Banga J Paul, Nielsen Claus H, Gilbert Jacqueline A, El Fassi Daniel, Hegedus Laszlo
Division of Gene and Cell Based Therapy, King's College London School of Medicine, London, United Kingdom.
Thyroid. 2008 Sep;18(9):973-81. doi: 10.1089/thy.2007.0406.

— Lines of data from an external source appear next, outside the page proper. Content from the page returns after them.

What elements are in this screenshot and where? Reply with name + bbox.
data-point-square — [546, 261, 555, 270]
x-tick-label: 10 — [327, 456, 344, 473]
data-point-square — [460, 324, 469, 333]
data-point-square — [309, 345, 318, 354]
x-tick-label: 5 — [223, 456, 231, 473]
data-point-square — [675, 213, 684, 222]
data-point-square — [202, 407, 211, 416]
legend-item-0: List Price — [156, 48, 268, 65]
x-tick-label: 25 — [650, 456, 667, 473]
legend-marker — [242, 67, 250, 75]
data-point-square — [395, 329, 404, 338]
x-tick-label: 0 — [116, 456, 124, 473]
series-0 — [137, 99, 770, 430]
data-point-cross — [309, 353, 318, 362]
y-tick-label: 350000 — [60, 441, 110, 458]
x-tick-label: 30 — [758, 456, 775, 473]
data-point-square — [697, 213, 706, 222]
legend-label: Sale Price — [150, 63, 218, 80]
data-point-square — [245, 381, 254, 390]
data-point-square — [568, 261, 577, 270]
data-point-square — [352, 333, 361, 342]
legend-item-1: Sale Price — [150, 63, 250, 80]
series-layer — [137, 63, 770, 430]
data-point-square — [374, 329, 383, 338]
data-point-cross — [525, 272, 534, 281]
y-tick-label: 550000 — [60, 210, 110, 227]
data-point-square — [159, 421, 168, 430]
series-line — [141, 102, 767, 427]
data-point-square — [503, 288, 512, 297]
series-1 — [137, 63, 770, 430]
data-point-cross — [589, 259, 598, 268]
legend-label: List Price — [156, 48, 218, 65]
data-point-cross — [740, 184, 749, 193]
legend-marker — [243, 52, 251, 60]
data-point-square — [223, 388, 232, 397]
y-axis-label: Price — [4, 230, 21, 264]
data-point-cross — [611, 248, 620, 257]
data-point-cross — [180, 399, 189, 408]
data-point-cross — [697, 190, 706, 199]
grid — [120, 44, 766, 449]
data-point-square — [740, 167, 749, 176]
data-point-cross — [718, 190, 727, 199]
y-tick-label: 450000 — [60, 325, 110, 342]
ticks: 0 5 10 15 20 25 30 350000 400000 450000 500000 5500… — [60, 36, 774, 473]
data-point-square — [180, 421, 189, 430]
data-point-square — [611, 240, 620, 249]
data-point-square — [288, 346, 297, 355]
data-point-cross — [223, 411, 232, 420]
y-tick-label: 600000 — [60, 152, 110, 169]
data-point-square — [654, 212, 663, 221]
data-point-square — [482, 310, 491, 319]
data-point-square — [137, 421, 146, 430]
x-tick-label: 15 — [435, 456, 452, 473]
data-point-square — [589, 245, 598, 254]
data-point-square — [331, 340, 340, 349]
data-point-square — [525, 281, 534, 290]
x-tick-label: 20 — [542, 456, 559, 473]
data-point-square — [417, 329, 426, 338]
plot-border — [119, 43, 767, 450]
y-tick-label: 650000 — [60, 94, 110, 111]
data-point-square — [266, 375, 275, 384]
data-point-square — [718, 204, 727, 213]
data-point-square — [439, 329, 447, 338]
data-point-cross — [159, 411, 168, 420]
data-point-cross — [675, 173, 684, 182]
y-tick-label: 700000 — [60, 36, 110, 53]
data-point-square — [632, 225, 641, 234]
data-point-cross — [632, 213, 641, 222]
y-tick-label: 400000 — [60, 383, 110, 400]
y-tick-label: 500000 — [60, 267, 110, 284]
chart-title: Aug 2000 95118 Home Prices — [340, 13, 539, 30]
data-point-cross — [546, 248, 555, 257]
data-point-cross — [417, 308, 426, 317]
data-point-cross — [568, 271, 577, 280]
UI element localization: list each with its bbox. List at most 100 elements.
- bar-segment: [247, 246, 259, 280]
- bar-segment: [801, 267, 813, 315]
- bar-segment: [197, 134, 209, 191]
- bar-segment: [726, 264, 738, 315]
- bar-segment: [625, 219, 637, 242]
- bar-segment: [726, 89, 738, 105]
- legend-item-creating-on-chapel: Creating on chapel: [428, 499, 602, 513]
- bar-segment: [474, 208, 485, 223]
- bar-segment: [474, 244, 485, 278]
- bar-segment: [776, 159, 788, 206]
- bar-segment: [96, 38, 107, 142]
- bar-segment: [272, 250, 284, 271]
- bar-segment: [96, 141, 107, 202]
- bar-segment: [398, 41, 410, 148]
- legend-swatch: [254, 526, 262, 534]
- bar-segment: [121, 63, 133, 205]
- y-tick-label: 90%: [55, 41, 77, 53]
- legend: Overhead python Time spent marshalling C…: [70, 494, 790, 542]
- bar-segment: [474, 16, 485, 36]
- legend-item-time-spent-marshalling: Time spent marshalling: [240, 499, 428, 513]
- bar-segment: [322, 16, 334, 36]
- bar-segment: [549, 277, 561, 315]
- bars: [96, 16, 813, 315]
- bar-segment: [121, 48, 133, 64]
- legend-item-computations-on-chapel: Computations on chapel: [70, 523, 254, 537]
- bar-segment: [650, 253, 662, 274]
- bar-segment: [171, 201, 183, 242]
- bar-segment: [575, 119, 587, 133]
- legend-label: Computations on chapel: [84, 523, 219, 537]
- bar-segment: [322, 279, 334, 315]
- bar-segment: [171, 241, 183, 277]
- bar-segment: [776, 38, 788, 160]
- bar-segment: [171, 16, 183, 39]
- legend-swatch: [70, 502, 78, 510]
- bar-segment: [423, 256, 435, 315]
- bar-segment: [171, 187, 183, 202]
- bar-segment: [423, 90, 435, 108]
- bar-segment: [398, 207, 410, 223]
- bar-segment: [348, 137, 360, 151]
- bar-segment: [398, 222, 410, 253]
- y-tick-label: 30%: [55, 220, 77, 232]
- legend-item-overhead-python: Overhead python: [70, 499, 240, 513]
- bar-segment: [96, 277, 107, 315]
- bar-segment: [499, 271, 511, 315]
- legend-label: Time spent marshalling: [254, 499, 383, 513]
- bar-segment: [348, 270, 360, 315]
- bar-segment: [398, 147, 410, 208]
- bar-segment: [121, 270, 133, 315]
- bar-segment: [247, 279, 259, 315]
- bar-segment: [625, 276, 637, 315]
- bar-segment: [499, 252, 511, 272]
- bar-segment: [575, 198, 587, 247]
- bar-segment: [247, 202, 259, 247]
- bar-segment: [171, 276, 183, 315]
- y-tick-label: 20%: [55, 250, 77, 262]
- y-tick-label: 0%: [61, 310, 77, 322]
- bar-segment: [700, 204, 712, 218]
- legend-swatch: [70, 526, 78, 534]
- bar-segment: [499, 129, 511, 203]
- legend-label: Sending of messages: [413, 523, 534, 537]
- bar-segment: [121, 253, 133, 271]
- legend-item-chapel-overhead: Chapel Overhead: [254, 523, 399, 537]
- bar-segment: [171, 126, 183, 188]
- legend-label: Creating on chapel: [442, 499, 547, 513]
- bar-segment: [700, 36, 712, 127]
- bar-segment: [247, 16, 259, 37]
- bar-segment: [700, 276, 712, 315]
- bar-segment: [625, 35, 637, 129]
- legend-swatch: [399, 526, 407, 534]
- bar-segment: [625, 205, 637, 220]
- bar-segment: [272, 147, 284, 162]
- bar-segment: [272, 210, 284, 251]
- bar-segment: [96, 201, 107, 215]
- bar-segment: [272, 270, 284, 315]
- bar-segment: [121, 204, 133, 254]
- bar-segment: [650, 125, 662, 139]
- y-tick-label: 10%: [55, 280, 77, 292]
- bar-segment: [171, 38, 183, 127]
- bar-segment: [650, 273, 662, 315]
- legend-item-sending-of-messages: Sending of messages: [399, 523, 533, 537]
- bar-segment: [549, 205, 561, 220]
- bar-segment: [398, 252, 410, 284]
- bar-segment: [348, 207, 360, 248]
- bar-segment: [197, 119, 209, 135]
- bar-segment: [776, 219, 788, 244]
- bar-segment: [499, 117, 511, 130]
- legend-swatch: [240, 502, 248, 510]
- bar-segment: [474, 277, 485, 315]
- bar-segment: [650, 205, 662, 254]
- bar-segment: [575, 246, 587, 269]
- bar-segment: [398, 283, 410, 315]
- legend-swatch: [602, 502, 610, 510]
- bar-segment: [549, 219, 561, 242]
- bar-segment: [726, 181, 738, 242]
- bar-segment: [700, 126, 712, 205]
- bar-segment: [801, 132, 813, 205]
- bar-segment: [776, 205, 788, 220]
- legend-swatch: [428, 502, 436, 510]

Most current approaches for treating Graves' disease are based essentially upon regimes developed nearly 50 years ago. Moreover, therapeutic approaches for complications such as thyroid-associated ophthalmopathy (TAO) and dermopathy are singularly dependent on conventional approaches of nonspecific immunosuppression. The recent development of an induced model of experimental Graves' disease, although incomplete as it lacks the extrathyroidal manifestations, provided opportunities to investigate immune intervention strategies, including influence upon the autoreactive B and T cell players in the autoimmune process. These major advances are generating new possibilities for therapeutic interventions for patients with Graves' disease and TAO.
目前大多数治疗格雷夫斯病的方法基本上是基于近50年前制定的方案。此外,对于甲状腺相关眼病(TAO)和皮肤病等并发症的治疗方法完全依赖于非特异性免疫抑制的传统方法。实验性格雷夫斯病诱导模型的最新进展,尽管由于缺乏甲状腺外表现而不完整,但为研究免疫干预策略提供了机会,包括对自身免疫过程中自身反应性B细胞和T细胞参与者的影响。这些重大进展为格雷夫斯病和TAO患者的治疗干预带来了新的可能性。